Terry Reedy tjreedy at udel.edu
Thu Nov 22 04:41:01 CET 2012


On 11/21/2012 8:32 AM, MRAB wrote:
> On 2012-11-21 12:43, Giacomo Alzetta wrote:
>> I just came across this:

 >>> 'spam'.find('')
0
 >>> 'spam'.find('', 1)
1
 >>> 'spam'.find('', 4)
4

>>>>> 'spam'.find('', 5)
>> -1
>>
>>
>> Now, reading find's documentation:
>>
>>>>> print(str.find.__doc__)
>> S.find(sub [,start [,end]]) -> int
>>
>> Return the lowest index in S where substring sub is found,
>> such that sub is contained within S[start:end].  Optional
>> arguments start and end are interpreted as in slice notation.

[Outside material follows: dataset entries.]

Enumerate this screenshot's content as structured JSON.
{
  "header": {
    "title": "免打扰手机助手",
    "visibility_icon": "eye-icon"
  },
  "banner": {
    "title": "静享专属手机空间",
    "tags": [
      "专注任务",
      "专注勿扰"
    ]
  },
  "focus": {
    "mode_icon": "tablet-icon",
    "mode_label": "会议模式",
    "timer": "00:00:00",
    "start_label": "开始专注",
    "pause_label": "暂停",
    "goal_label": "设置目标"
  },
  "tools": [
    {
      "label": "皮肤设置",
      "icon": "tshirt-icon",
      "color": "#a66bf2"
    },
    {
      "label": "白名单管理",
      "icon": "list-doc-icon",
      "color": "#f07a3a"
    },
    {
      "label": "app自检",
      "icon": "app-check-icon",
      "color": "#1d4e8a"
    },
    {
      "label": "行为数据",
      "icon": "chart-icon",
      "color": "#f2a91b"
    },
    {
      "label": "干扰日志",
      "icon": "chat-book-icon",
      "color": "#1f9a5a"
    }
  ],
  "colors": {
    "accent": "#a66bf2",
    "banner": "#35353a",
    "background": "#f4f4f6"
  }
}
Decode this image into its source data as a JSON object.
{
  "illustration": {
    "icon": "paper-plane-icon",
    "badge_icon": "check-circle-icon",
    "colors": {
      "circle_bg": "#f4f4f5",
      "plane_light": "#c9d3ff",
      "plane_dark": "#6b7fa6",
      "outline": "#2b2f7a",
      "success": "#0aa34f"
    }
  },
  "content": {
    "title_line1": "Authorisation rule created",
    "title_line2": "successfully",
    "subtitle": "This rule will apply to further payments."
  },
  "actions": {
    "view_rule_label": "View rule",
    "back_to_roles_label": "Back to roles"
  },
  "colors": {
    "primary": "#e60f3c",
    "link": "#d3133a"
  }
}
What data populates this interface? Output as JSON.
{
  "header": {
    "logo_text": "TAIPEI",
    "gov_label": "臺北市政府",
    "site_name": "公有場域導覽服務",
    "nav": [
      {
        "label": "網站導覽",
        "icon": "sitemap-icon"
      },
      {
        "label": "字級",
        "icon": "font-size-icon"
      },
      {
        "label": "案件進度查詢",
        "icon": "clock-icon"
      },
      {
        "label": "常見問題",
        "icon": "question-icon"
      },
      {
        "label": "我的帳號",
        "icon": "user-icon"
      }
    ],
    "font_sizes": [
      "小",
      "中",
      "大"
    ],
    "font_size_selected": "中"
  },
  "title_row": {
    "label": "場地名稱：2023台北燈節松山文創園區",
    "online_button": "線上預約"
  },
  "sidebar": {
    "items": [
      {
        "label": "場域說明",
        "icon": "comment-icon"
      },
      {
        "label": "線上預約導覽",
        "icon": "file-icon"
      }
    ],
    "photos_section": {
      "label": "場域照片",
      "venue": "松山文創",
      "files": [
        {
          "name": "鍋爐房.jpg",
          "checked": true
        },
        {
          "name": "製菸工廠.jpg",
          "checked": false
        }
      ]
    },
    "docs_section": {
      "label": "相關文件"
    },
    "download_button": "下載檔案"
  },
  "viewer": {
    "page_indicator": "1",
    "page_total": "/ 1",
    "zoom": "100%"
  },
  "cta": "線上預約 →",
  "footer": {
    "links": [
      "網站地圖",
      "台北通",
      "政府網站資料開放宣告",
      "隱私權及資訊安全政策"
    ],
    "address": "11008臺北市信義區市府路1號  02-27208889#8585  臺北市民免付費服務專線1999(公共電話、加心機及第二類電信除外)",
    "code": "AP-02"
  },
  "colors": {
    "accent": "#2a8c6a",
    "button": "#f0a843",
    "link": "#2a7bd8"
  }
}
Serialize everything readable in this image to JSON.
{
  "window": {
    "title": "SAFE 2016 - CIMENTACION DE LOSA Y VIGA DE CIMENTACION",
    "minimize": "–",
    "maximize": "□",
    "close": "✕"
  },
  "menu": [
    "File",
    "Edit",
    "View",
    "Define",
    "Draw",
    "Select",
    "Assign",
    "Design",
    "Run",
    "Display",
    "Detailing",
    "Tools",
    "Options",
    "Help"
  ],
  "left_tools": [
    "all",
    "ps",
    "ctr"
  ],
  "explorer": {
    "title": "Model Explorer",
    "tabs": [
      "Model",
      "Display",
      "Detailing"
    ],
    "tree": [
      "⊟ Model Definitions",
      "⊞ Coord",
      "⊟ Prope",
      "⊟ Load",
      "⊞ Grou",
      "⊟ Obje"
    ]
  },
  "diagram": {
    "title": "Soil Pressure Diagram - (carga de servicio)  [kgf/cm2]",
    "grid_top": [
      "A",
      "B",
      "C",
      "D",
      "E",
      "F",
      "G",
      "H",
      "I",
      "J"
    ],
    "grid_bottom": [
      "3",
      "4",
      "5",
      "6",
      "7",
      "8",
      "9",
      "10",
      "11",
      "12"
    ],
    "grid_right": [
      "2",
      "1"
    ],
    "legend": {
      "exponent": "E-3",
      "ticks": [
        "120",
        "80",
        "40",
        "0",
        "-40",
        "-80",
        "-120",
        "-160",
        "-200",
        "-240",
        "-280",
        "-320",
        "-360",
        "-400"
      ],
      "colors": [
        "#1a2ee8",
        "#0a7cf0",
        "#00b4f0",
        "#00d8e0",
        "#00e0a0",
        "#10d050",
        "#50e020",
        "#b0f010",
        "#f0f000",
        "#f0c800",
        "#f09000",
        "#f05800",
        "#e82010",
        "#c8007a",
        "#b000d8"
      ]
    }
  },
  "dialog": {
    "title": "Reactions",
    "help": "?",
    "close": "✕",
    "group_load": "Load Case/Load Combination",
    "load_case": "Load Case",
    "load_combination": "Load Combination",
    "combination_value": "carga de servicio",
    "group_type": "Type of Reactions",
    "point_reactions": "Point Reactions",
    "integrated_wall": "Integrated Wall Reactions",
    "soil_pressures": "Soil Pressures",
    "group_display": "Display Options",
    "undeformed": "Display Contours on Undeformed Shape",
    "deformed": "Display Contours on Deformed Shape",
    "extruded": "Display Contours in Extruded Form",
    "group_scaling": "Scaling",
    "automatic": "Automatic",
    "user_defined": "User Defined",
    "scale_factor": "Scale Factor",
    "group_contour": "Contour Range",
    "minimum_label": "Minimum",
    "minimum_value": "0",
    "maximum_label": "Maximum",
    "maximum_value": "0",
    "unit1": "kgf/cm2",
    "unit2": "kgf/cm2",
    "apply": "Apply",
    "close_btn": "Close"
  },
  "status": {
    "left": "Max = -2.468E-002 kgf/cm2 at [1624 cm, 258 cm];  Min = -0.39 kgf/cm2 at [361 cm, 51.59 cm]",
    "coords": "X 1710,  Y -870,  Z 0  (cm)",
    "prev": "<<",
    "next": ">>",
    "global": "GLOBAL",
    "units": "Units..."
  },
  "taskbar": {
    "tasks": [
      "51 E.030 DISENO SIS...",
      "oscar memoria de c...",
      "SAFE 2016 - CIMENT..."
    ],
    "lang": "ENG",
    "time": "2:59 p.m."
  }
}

This seems not to be true, as 'spam'[4:] == 'spam'[5:] == ''

>> Return -1 on failure.
>>
>> Now, the empty string is a substring of every string so how can find
>> fail?
>> find, from the doc, should be generally be equivalent to
>> S[start:end].find(substring) + start, except if the substring is not
>> found but since the empty string is a substring of the empty string it
>> should never fail.
>>
> [snip]
> I think that returning -1 is correct (as far as returning -1 instead of
> raising an exception like .index could be considered correct!) because
> otherwise it whould be returning a non-existent index. For the string
> "spam", the range is 0..4.

I tend to agree, but perhaps the doc should be changed. In edge cases 
like this, there sometimes is no 'right' answer. I suspect that the 
current behavior is intentional. You might find a discussion on the tracker.